De repente, ouvi-o a ladrar ferozmente. Como sempre, quando pressente perigo, não me abandona. Fica a ladrar para fora mas do lado de dentro. Mas, logo que viu quem era, saiu a correr, aos saltos, feliz da vida. Quem entra pelo lado da frente, se vier silenciosamente, não se ouve do lado das traseiras. Por isso, ferrado como ele estava, só deu por eles quando se acercaram.
Claro que depois já não os largou.
Entretanto, chegou o meu marido. Mas para os sons do meu marido, talvez porque são mais expectáveis, já ele está mais atento. Vai logo a correr para o jardim e, mal o meu marido entra, deita-se no chão para que ele lhe faça festas. Mas hoje deve ter-se atrasado um pouco pois, disse o meu marido, ficou no alinhamento de um pilar e não o viu. Mas o meu marido viu-o vir a correr e estacar, espantado, olhando em todas as direcções, admirado por não ver o dono.
Ao fim da tarde, já livres do trabalho e antes da hora da janta, fomos em grupo fazer uma caminhada. Habituado a passear geralmente apenas com os donos, o urso cabeludo veio saltitante e contente, feliz da vida.
Com os calores crescentes, alterámos a programação da rega. Na parte da frente, começa às nove da noite e vem vindo, por aí, em volta da casa, até que chega ao último ponto, do lado de trás, já mais tarde. Com esta novidade, o urso felpudo entra em órbita, tal a alegria. Persegue o jacto, anda em volta, e, claro está, molha-se de alto a baixo.
Tínhamos já acabado de jantar, um dos meninos foi atrás do urso.
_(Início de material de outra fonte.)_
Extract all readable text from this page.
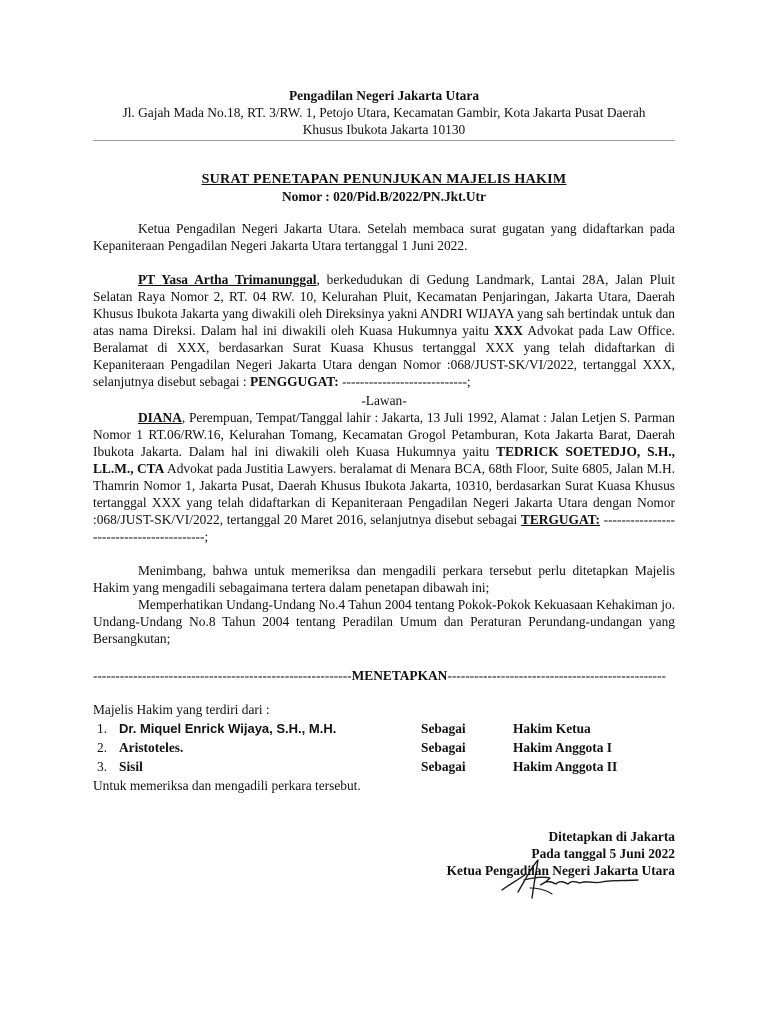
Pengadilan Negeri Jakarta Utara
Jl. Gajah Mada No.18, RT. 3/RW. 1, Petojo Utara, Kecamatan Gambir, Kota Jakarta Pusat Daerah
Khusus Ibukota Jakarta 10130
SURAT PENETAPAN PENUNJUKAN MAJELIS HAKIM
Nomor : 020/Pid.B/2022/PN.Jkt.Utr

Ketua Pengadilan Negeri Jakarta Utara. Setelah membaca surat gugatan yang didaftarkan pada Kepaniteraan Pengadilan Negeri Jakarta Utara tertanggal 1 Juni 2022.

PT Yasa Artha Trimanunggal, berkedudukan di Gedung Landmark, Lantai 28A, Jalan Pluit Selatan Raya Nomor 2, RT. 04 RW. 10, Kelurahan Pluit, Kecamatan Penjaringan, Jakarta Utara, Daerah Khusus Ibukota Jakarta yang diwakili oleh Direksinya yakni ANDRI WIJAYA yang sah bertindak untuk dan atas nama Direksi. Dalam hal ini diwakili oleh Kuasa Hukumnya yaitu XXX Advokat pada Law Office. Beralamat di XXX, berdasarkan Surat Kuasa Khusus tertanggal XXX yang telah didaftarkan di Kepaniteraan Pengadilan Negeri Jakarta Utara dengan Nomor :068/JUST-SK/VI/2022, tertanggal XXX, selanjutnya disebut sebagai : PENGGUGAT: ----------------------------;

-Lawan-

DIANA, Perempuan, Tempat/Tanggal lahir : Jakarta, 13 Juli 1992, Alamat : Jalan Letjen S. Parman Nomor 1 RT.06/RW.16, Kelurahan Tomang, Kecamatan Grogol Petamburan, Kota Jakarta Barat, Daerah Ibukota Jakarta. Dalam hal ini diwakili oleh Kuasa Hukumnya yaitu TEDRICK SOETEDJO, S.H., LL.M., CTA Advokat pada Justitia Lawyers. beralamat di Menara BCA, 68th Floor, Suite 6805, Jalan M.H. Thamrin Nomor 1, Jakarta Pusat, Daerah Khusus Ibukota Jakarta, 10310, berdasarkan Surat Kuasa Khusus tertanggal XXX yang telah didaftarkan di Kepaniteraan Pengadilan Negeri Jakarta Utara dengan Nomor :068/JUST-SK/VI/2022, tertanggal 20 Maret 2016, selanjutnya disebut sebagai TERGUGAT: -----------------------------------------;

Menimbang, bahwa untuk memeriksa dan mengadili perkara tersebut perlu ditetapkan Majelis Hakim yang mengadili sebagaimana tertera dalam penetapan dibawah ini;

Memperhatikan Undang-Undang No.4 Tahun 2004 tentang Pokok-Pokok Kekuasaan Kehakiman jo. Undang-Undang No.8 Tahun 2004 tentang Peradilan Umum dan Peraturan Perundang-undangan yang Bersangkutan;

----------------------------------------------------------MENETAPKAN-------------------------------------------------
Majelis Hakim yang terdiri dari :
1.	Dr. Miquel Enrick Wijaya, S.H., M.H.	Sebagai	Hakim Ketua
2.	Aristoteles.	Sebagai	Hakim Anggota I
3.	Sisil	Sebagai	Hakim Anggota II
Untuk memeriksa dan mengadili perkara tersebut.
Ditetapkan di Jakarta
Pada tanggal 5 Juni 2022
Ketua Pengadilan Negeri Jakarta Utara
Veio a rir à gargalhada, numa risota espantada. Atrás, vinha a felpuda fera. Tinha reduzido de volume, parecia outro, um pinto pingão. Muda de fisionomia, fica mesmo cómico.
Depois, quando foi para tirarmos as fotografias de grupo, foi quase sempre o primeiro a vir a correr para o sofá onde nos sentámos todos, os rapazes a fazerem caretas, nós a rirmos. Não houve uma que ficasse totalmente bem: ou era o alf preto e cabeludo a saltar por cima de nós ou os rapazes a fazerem caras malucas. Recebi depois, por whatsapp, a melhor. Todos mais ou menos bem. E eu, no meio da confusão e da gargalhada geral, a rir, de pernas meio abertas, estragando a fotografia.
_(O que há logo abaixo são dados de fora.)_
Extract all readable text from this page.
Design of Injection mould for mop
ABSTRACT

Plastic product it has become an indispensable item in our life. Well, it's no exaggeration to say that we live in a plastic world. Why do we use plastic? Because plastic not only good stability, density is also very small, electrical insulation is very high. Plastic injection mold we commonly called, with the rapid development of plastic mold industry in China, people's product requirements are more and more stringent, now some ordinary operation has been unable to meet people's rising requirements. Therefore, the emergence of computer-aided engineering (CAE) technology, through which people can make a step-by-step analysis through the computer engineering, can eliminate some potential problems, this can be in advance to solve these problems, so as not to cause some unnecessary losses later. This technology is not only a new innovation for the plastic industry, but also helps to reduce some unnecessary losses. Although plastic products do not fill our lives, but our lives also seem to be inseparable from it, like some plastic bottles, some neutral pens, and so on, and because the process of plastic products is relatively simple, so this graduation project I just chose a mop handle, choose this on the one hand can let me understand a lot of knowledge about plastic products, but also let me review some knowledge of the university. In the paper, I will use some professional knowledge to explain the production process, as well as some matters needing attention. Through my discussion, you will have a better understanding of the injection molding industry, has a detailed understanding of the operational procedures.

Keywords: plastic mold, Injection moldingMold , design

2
Quando se foram, ele foi atrás, despedir-se. Quando chegou a casa, finalmente sem outros motivos de distracção, atirou-se à comida. Comeu, comeu, depois arrotou, lambeu-se e veio até aqui à porta desta sala. Olhou para mim e, de súbito, deixou-se cair e aqui dorme a sono solto.
É um companheiro. Uma ternura. Um amigo. Um protector. Irrequieto e traquinas, faz buracos na terra e vem para casa sujar o chão, deu cabo dos meus brincos de princesa, já partiu bocados da sebe. Mas vem encostar-se a mim, deixa-se abraçar, gosta de festas. E gosta de todas as pessoas da família como se fizessem parte do rebanho que defende contra tudo e contra todos. É o nosso grande amigo, é uma presença afectuosa, um sopro de alegria que ilumina as nossas vidas.
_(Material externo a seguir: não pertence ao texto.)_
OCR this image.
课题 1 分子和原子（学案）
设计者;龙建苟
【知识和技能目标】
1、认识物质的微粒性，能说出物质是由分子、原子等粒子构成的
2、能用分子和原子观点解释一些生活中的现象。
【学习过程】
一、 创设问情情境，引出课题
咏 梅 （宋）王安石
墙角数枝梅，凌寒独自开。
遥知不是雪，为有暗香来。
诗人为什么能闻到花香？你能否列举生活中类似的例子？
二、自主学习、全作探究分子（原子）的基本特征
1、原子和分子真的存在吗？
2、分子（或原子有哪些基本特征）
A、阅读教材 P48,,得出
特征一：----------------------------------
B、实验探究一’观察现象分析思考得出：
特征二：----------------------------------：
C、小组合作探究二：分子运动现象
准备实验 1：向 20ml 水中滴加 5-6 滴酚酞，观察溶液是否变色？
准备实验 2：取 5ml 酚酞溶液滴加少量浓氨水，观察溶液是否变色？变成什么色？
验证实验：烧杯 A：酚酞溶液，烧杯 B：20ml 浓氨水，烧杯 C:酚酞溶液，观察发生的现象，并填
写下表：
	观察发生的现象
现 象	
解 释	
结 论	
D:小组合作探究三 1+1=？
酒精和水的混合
Os cães são a nossa conexão com o paraíso. Eles não conhecem o mal, o ciúme ou o descontentamento.
Sentarmo-nos com um cão na encosta de uma colina numa tarde gloriosa é estar de volta ao Éden, onde não fazer nada não era chato. Era paz.
– Milan Kundera
As histórias estão mais cheias de exemplos da fidelidade dos cães do que dos amigos.
– Alexandre Papa
O único amigo absolutamente altruísta que o homem pode ter em este mundo egoísta, aquele que nunca o abandona, aquele que nunca se mostra ingrato ou traiçoeiro é seu cachorro.
- George Graham
Se você acha que é uma pessoa com alguma influência, tente dar ordens ao cachorro de outra pessoa.
- Sabedoria de cowboy
Você acha que os cães não estarão no céu? Digo-lhe, eles estarão lá muito antes de qualquer um de nós.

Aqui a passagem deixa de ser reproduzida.